Saya mau share tentang obrolan Abah Ahmad Mustofa Bisri dan Pak Quraish Shihab tentang ikatan batin antara kyai/mursyid dengan santrinya.
Salah satu keistimewaan pesantren yang dikagumi Pak Quraish adalah adanya ikatan batin yang kuat antara kyai/mursyid, dengan santrinya. “Keikhlasan” menjadi kunci utama terbentuknya ikatan batin itu. Baik keikhlasan kyai/mursyid untuk mengajar, berbagi ilmu. Juga keikhlasan santri untuk belajar, menimba ilmu dari kyai/mursyidnya.
Seperti yang diceritakan oleh mbak Najelaa Shihab, Pak Quraish pernah nyantri di Darul Hadits, Malang, selama dua tahun. Pengalaman berguru pada Habib Abdul Kadir Bilfaqih selama nyantri di Malang itu sangat berkesan, dan membekas terus sepanjang hayat.
Malam itu Pak Quraish bercerita, seringkali di saat-saat menemui kesulitan, tanpa dinyana sang guru “hadir”, melalui mimpi, atau cara lain. “Yang tidak pernah belajar tasawuf pasti nggak percaya hal-hal seperti ini. Tapi saya percaya, karena mengalami sendiri,” kata Pak Quraish.
Kemudian beliau menceritakan pengalamannya saat menulis disertasi di Universitas AlAzhar, Kairo, Mesir. Saat itu Pak Quraish kesulitan melacak sumber asli suatu pendapat yang akan dikutip. Sampai putus asa nyari buku referensi, nggak ketemu. Sampai akhirnya beliau lapor ke dosen pembimbing, dan diminta memberi catatan “lam ajidhum” (saya ngga nemu).

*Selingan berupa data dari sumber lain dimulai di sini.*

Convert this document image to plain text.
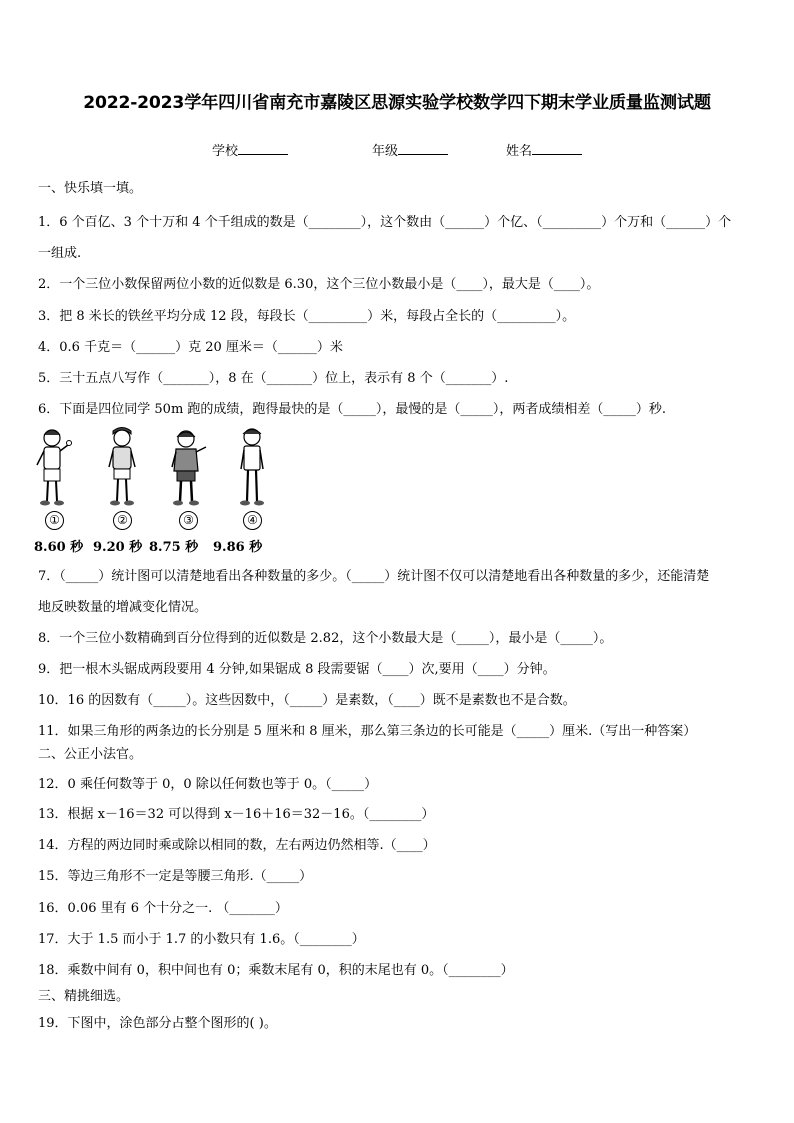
2022-2023学年四川省南充市嘉陵区思源实验学校数学四下期末学业质量监测试题
学校	年级	姓名
一、快乐填一填。
1．6 个百亿、3 个十万和 4 个千组成的数是（________），这个数由（______）个亿、（_________）个万和（______）个
一组成.
2．一个三位小数保留两位小数的近似数是 6.30，这个三位小数最小是（____），最大是（____）。
3．把 8 米长的铁丝平均分成 12 段，每段长（_________）米，每段占全长的（_________）。
4．0.6 千克＝（______）克 20 厘米＝（______）米
5．三十五点八写作（_______），8 在（_______）位上，表示有 8 个（_______）.
6．下面是四位同学 50m 跑的成绩，跑得最快的是（_____），最慢的是（_____），两者成绩相差（_____）秒.
①	②	③	④
8.60 秒 9.20 秒 8.75 秒 9.86 秒
7．（_____）统计图可以清楚地看出各种数量的多少。（_____）统计图不仅可以清楚地看出各种数量的多少，还能清楚
地反映数量的增减变化情况。
8．一个三位小数精确到百分位得到的近似数是 2.82，这个小数最大是（_____），最小是（_____）。
9．把一根木头锯成两段要用 4 分钟,如果锯成 8 段需要锯（____）次,要用（____）分钟。
10．16 的因数有（_____）。这些因数中，（_____）是素数，（____）既不是素数也不是合数。
11．如果三角形的两条边的长分别是 5 厘米和 8 厘米，那么第三条边的长可能是（_____）厘米.（写出一种答案）
二、公正小法官。
12．0 乘任何数等于 0，0 除以任何数也等于 0。（_____）
13．根据 x－16＝32 可以得到 x－16＋16＝32－16。（________）
14．方程的两边同时乘或除以相同的数，左右两边仍然相等.（____）
15．等边三角形不一定是等腰三角形.（_____）
16．0.06 里有 6 个十分之一. （_______）
17．大于 1.5 而小于 1.7 的小数只有 1.6。（________）
18．乘数中间有 0，积中间也有 0；乘数末尾有 0，积的末尾也有 0。（________）
三、精挑细选。
19．下图中，涂色部分占整个图形的( )。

Beberapa hari kemudian, ketika sudah beralih ke bab berikutnya, beliau berkunjung ke perpustakaan. Tiba-tiba langkah kaki terhenti di satu tempat.

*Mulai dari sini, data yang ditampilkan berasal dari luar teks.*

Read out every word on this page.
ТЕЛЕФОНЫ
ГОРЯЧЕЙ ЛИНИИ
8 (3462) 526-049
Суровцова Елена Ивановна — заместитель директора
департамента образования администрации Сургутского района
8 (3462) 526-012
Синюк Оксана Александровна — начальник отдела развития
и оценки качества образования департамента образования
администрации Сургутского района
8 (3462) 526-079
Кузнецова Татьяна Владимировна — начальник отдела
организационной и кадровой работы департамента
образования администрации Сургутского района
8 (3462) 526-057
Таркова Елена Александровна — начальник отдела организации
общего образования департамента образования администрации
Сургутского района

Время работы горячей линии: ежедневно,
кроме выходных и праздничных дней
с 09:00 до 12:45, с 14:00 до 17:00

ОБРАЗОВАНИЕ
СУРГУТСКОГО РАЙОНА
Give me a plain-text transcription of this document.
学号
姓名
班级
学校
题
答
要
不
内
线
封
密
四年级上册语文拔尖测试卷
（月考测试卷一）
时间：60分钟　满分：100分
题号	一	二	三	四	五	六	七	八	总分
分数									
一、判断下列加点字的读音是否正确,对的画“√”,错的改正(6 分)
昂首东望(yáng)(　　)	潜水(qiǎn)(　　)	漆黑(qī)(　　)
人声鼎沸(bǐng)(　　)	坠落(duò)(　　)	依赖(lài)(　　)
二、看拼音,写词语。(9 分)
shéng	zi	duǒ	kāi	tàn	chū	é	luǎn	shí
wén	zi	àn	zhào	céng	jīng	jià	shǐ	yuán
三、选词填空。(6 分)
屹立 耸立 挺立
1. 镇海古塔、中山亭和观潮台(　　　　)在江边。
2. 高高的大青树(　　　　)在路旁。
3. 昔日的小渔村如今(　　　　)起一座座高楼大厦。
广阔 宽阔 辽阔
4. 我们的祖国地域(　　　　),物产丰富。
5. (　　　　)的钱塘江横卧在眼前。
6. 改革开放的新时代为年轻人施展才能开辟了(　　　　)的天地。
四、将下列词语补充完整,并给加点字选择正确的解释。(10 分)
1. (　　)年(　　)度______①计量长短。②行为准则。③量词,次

Beliau lalu meraih buku yang tepat berada di depannya. Ketika dibuka, ketemulah apa yang selama ini beliau cari. Ajib.
Keajaiban seperti itu, seperti juga kehadiran mimpi yang mencerahkan di saat gundah, menurut Pak Quraish bukanlah kebetulan semata. Melainkan karena berkah dari para guru/mursyid beliau, karena ikatan batin yang tetap terjaga hingga akhir hayat.
*) Ienas Tsuroiya, puteri Gus Mus. Artikel ini disarikan dari catatan Facebooknya terkait kunjungan Dr Quraish Shihab ke kediaman Gus Mus 24 Desember lalu.